La recommandation d'utiliser des ferrites pour concevoir un PDN s'accompagne de directives peu claires et de conseils trop généraux. Si vous voyez une note d'application ou une note de conception de référence qui recommande de placer une ferrite dans un PDN, devez-vous appliquer ce conseil dans votre conception ou est-il préférable de l'ignorer et de privilégier l'ajout de capacité? Que se passe-t-il si vous utilisez la ferrite pour isoler deux rails ?
Ce sont les deux questions auxquelles nous allons répondre dans cet article. Les ferrites sont habituellement utilisées dans un PDN pour assurer deux fonctions: soit en tant qu'élément filtrant connecté directement à une broche VDD, soit en tant qu'élément de blocage entre deux rails différents. Si le premier cas d'utilisation est à éviter, le deuxième s'avère prometteur à condition de sélectionner soigneusement la ferrite et de l'utiliser sur le rail approprié. C'est quelque chose que vous pouvez examiner dans une simulation SPICE dans une gamme de fréquences intermédiaires (jusqu'à environ 1 GHz), et c'est ce que j'examinerai dans cet article.

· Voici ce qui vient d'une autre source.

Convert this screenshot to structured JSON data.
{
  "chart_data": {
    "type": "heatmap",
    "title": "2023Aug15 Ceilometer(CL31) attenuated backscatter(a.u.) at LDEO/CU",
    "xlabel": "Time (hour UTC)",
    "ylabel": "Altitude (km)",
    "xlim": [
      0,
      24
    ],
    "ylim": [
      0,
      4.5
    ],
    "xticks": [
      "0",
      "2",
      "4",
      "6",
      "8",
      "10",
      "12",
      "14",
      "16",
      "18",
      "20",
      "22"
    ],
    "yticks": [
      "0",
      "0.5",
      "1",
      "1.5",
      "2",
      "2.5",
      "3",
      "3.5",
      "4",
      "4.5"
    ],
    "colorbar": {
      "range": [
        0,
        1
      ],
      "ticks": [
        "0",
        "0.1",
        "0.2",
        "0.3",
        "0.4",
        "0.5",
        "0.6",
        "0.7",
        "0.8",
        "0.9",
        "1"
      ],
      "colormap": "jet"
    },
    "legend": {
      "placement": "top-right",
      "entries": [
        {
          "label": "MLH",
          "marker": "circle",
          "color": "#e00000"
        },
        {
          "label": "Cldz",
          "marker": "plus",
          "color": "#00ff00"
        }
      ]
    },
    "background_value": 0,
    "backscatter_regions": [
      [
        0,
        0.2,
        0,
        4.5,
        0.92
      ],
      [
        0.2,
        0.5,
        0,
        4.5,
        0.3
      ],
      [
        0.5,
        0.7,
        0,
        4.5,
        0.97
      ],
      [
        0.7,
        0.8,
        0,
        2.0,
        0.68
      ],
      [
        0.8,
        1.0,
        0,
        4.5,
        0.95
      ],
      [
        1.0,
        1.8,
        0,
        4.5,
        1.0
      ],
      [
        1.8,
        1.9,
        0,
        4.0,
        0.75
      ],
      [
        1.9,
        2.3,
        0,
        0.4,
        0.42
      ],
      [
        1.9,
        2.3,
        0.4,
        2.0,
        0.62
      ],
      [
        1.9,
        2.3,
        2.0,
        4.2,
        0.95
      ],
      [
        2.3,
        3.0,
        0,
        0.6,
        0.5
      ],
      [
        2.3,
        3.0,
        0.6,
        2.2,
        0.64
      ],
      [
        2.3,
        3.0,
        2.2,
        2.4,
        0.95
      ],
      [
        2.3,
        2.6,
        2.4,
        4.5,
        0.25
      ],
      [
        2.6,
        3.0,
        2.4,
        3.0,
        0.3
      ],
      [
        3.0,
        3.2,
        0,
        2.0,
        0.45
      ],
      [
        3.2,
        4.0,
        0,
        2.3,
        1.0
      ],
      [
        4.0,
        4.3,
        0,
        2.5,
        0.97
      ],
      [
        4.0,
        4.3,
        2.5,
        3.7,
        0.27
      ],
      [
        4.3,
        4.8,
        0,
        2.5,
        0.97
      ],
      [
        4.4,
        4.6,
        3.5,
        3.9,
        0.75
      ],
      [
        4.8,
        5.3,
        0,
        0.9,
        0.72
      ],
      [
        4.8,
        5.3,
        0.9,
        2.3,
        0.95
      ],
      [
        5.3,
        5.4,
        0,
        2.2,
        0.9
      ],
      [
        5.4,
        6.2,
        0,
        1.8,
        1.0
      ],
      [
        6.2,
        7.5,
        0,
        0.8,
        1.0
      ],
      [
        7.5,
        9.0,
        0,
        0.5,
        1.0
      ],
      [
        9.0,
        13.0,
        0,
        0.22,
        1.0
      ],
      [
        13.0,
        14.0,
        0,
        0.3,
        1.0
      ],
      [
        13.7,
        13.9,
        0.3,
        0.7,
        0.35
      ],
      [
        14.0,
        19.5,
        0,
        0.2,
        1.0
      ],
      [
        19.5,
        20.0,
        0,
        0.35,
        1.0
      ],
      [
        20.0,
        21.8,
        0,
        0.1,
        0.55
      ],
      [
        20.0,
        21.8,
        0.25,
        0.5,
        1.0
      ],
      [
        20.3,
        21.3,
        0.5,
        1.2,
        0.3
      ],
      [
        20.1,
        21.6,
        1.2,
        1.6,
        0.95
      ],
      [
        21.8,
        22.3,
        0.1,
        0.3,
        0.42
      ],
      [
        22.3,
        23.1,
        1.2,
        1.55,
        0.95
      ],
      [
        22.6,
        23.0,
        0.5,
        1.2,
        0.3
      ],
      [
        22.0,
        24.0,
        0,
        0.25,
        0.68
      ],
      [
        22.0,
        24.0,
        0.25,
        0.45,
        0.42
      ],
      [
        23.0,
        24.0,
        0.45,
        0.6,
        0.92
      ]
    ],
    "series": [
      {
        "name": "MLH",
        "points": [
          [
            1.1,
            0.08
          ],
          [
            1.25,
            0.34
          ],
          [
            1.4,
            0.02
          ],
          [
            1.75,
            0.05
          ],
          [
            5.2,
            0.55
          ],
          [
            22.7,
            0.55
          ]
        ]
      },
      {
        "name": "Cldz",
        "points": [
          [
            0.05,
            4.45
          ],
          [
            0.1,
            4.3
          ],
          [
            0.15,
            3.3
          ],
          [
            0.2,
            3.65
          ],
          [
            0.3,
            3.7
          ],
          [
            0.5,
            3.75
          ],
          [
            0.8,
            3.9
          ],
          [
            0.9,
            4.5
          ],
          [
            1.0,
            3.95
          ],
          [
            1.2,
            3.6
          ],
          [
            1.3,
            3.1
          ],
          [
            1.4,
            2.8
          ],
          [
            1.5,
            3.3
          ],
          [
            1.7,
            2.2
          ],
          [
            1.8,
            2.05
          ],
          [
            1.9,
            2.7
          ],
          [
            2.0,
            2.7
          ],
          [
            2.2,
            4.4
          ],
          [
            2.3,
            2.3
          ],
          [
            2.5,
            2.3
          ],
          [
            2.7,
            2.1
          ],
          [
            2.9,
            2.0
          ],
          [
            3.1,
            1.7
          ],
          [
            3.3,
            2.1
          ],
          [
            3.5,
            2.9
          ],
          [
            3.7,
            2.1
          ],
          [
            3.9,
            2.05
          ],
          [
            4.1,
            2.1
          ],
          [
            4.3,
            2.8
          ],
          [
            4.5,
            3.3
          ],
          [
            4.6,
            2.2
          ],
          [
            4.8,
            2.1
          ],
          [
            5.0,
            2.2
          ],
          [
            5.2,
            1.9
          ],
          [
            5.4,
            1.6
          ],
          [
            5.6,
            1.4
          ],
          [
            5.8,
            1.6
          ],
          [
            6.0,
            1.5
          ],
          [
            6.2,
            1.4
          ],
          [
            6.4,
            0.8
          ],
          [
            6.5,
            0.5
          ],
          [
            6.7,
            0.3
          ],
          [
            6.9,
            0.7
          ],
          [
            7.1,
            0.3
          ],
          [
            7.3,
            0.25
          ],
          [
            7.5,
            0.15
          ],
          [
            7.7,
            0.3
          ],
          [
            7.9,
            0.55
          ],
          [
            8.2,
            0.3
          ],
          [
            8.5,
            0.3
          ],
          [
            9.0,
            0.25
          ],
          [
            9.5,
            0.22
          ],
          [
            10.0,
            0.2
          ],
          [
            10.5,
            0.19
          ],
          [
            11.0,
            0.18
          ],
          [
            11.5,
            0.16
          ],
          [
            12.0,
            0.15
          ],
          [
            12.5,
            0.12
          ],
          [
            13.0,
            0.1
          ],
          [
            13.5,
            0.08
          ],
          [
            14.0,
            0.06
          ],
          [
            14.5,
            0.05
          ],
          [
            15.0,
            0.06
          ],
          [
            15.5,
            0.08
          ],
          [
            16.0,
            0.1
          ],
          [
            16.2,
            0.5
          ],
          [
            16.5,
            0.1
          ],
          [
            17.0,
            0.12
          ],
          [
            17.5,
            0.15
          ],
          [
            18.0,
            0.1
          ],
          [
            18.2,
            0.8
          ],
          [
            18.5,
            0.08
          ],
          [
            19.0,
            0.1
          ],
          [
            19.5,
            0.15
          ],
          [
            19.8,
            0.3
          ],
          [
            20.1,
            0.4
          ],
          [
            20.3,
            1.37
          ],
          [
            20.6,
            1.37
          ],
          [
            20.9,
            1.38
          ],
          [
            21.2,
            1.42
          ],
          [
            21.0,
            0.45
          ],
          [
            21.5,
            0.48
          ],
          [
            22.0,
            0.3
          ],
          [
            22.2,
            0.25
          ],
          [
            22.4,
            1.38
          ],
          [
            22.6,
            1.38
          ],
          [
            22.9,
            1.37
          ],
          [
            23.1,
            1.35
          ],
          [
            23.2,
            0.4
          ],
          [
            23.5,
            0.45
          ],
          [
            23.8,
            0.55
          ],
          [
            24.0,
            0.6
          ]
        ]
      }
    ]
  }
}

J'ai expliqué à plusieurs reprises, et les autres concepteurs partagent ce point de vue, qu'inclure une ferrite dans un PDN ajoute de l'inductance à des fréquences intermédiaires, ce qui est généralement une mauvaise idée lorsque le PDN doit prendre en charge des composants qui commutent à des vitesses de transmission élevées (environ 1 ns ou moins). De nombreuses données confirment cette affirmation, en particulier lorsque la ferrite est connectée à un rail qui alimente des E/S haut débit. Cependant, même si les notes d'application relatives aux régulateurs de puissance recommandent souvent de recourir aux ferrites, elles sont parfois utilisées hors de ce contexte ou mises en œuvre là où cela n'a aucun sens.
Cela dit, j'ai conçu des cartes sans ajouter de ferrite pour isoler, même lorsque la conception de référence ou une note d'application le recommandaient. Un autre auteur de ce blog partage également ce point de vue. La ferrite n'est donc pas un élément indispensable pour isoler un rail d'un autre, par exemple l'entrée VDD et un rail d'alimentation de boucle à verrouillage de phase (PLL).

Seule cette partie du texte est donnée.